Sometimes, as a webmaster you would like to block pages or even entire directories of our website from search engines. There can be many reasons for that:
– Password protected pages.
– System management pages.
– Private content.
– Duplicate content pages.
– Pages we don’t want to be indexed for any reason.
We have two main techniques to block bots from crawling and/or indexing our pages: With Robots.txt file or with meta tag robots.
Robots.txt
Robots.txt is a file located on our root domain (domain.com/robots.txt) and it has a very specific job: Define to search bots what they can crawl and what not.
The syntax is pretty simple- First we define the bot, mostly we set it as asterisk that indicates all bots, and then we define the page or directory along the word Allow or Disallow. Here are the most common examples:
Allowing to crawl the whole domain:
User-agent: *
Allow: /
Blocking the whole domain:
User-agent: *
Disallow: /
Blocking specific directory:
User-agent: *
Disallow: /directory/
Blocking specific page:
User-agent: *
Disallow: /page.html
Meta Tag Robots
Another way to block search bots from indexing our pages is by inserting this tag to the page source code inside the header part. Because its inserted for each page individually, you can’t block with this method an entire domain or directory.

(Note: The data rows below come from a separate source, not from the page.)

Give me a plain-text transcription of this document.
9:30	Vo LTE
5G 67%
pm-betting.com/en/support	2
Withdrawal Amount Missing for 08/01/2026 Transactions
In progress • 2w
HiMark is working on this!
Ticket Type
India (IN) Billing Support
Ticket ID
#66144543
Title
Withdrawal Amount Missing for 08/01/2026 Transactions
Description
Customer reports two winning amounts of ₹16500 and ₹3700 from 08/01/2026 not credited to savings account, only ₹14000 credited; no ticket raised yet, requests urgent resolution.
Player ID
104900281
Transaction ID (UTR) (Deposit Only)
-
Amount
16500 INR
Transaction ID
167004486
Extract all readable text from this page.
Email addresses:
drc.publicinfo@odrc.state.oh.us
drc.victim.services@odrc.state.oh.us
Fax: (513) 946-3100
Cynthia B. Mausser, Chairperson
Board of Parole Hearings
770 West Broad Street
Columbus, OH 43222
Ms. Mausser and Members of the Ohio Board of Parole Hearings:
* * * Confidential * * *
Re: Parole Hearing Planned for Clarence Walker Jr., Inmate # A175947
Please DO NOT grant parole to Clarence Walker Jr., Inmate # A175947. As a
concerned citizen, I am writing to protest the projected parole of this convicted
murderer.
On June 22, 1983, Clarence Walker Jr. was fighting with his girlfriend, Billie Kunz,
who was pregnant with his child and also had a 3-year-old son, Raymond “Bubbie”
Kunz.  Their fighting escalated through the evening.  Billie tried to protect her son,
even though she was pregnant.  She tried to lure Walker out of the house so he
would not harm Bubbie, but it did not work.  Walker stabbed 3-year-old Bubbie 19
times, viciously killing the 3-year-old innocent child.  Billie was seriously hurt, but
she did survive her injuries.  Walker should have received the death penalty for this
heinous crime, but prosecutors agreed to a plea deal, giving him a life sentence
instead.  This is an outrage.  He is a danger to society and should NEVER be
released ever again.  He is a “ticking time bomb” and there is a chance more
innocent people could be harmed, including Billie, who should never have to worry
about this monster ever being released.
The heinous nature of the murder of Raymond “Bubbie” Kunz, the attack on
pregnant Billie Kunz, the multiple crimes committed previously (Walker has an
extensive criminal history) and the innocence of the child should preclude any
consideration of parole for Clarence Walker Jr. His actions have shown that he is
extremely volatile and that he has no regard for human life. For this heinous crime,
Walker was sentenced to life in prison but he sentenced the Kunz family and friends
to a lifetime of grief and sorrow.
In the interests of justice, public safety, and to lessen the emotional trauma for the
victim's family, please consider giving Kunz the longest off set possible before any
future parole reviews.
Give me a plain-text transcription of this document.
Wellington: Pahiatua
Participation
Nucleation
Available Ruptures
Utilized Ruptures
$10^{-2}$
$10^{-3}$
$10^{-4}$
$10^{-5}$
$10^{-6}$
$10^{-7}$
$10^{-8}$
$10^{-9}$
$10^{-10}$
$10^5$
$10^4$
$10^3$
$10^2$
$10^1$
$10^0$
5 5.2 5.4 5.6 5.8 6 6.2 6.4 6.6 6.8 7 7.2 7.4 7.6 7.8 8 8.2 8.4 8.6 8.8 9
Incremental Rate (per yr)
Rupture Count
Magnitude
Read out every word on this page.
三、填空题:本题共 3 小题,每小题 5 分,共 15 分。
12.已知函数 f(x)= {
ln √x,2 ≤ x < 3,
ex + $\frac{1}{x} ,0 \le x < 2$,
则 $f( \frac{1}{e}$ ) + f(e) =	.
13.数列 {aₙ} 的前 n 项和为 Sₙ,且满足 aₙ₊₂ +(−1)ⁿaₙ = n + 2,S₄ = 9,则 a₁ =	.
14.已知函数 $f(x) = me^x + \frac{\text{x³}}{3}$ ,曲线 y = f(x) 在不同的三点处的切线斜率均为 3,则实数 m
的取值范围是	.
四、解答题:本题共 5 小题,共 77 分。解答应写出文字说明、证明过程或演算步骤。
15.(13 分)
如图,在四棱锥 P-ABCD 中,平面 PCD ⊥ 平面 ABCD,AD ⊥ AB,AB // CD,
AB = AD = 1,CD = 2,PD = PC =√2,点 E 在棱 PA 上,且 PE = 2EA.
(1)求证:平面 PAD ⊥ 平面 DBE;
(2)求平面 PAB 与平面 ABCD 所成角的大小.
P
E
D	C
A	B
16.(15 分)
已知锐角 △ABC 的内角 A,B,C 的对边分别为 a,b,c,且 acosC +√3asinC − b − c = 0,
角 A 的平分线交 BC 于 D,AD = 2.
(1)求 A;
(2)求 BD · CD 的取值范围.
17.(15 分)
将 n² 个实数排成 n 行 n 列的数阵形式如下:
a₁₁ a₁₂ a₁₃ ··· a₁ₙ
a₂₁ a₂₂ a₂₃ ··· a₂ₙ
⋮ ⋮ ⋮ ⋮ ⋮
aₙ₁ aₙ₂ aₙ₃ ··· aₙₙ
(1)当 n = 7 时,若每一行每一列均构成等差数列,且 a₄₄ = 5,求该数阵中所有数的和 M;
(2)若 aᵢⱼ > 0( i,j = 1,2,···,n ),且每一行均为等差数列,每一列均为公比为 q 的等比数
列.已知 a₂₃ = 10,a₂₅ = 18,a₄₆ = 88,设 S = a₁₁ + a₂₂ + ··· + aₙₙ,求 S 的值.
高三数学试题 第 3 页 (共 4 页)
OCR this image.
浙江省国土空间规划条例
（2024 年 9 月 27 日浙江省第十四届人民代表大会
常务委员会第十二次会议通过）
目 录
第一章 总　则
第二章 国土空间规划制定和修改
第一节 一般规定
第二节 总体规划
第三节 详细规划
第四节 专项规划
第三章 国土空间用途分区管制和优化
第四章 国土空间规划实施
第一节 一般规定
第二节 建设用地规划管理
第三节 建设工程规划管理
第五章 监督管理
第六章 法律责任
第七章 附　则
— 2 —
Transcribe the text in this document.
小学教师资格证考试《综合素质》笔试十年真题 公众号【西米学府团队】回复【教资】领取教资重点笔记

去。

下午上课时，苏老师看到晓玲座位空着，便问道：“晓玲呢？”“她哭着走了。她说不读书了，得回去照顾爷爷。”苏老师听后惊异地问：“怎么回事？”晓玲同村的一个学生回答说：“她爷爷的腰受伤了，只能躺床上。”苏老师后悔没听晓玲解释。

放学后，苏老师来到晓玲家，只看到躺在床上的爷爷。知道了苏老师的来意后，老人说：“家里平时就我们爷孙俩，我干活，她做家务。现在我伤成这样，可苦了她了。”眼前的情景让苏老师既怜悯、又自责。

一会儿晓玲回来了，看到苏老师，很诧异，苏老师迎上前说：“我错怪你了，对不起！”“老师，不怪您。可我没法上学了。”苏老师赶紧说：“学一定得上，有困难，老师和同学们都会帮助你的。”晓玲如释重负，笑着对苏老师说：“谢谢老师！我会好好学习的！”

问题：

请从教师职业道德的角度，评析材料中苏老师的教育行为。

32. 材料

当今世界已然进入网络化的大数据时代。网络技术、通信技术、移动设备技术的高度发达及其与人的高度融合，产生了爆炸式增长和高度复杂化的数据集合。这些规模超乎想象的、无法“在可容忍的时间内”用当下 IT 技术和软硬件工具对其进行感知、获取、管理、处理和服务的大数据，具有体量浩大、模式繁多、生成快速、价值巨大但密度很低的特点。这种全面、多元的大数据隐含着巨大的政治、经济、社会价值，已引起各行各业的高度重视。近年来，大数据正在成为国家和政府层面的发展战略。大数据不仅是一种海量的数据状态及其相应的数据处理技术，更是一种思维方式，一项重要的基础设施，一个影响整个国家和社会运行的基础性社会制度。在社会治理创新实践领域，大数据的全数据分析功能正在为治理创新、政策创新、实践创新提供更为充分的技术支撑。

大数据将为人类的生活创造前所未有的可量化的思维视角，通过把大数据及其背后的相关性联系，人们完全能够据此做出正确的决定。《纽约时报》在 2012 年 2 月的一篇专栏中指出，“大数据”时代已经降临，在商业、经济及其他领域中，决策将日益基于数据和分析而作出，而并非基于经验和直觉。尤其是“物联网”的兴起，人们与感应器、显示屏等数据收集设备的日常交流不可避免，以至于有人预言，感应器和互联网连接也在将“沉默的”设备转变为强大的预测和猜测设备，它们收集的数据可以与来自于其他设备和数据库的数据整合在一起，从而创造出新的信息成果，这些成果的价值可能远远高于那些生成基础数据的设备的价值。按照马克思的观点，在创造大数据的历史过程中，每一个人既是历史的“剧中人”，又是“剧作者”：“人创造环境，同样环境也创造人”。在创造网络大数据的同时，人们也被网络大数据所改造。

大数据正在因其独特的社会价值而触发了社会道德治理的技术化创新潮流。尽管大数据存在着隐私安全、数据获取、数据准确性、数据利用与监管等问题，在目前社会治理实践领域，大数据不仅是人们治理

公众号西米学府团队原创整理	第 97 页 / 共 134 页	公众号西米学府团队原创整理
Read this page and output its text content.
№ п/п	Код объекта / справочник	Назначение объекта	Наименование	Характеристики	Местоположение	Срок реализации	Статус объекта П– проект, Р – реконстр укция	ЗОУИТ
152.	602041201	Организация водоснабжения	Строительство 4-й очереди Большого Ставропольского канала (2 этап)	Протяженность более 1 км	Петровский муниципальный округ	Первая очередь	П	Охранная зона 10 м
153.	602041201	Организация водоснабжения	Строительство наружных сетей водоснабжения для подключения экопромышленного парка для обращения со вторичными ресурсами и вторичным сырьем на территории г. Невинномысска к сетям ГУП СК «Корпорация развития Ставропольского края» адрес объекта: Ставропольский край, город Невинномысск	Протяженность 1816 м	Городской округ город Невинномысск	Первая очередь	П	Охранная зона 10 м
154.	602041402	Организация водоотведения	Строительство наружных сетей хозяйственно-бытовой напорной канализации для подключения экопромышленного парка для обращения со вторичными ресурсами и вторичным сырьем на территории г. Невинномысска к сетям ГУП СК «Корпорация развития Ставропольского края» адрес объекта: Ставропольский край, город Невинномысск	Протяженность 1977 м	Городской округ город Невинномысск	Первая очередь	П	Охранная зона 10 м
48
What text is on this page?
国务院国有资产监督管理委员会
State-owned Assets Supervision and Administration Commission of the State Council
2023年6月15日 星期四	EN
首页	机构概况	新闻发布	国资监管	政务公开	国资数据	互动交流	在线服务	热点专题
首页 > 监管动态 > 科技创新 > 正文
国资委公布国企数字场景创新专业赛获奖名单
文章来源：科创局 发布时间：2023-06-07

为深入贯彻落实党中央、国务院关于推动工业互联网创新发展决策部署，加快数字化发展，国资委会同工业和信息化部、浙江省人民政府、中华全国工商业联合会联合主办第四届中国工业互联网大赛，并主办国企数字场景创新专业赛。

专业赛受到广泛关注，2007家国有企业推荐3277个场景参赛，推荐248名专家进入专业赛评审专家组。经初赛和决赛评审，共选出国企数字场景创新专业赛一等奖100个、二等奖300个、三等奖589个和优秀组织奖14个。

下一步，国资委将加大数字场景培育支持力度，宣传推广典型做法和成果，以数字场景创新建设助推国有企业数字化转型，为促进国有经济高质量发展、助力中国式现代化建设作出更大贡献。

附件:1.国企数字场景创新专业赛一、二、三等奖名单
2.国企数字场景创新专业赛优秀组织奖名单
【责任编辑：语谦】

The meta tag robots has two functions:
noindex- When you define this, the bot can crawl the page but not to index it, unlike robots.txt where it can’t enter it at all. It means that it can still learn what’s on the page and follow links.
nofollow- When you define this, it makes all the links on the page to no follow links. Mostly we do not use this function, but tagging specific links.
The syntax of the meta tag robots inside the header (between <head> and </head>):
noindex+nofollow:
<META NAME=”ROBOTS” CONTENT=”NOINDEX, NOFOLLOW”>
noindex:
<META NAME=”ROBOTS” CONTENT=”NOINDEX”>
nofollow:
<META NAME=”ROBOTS” CONTENT=”NOFOLLOW”>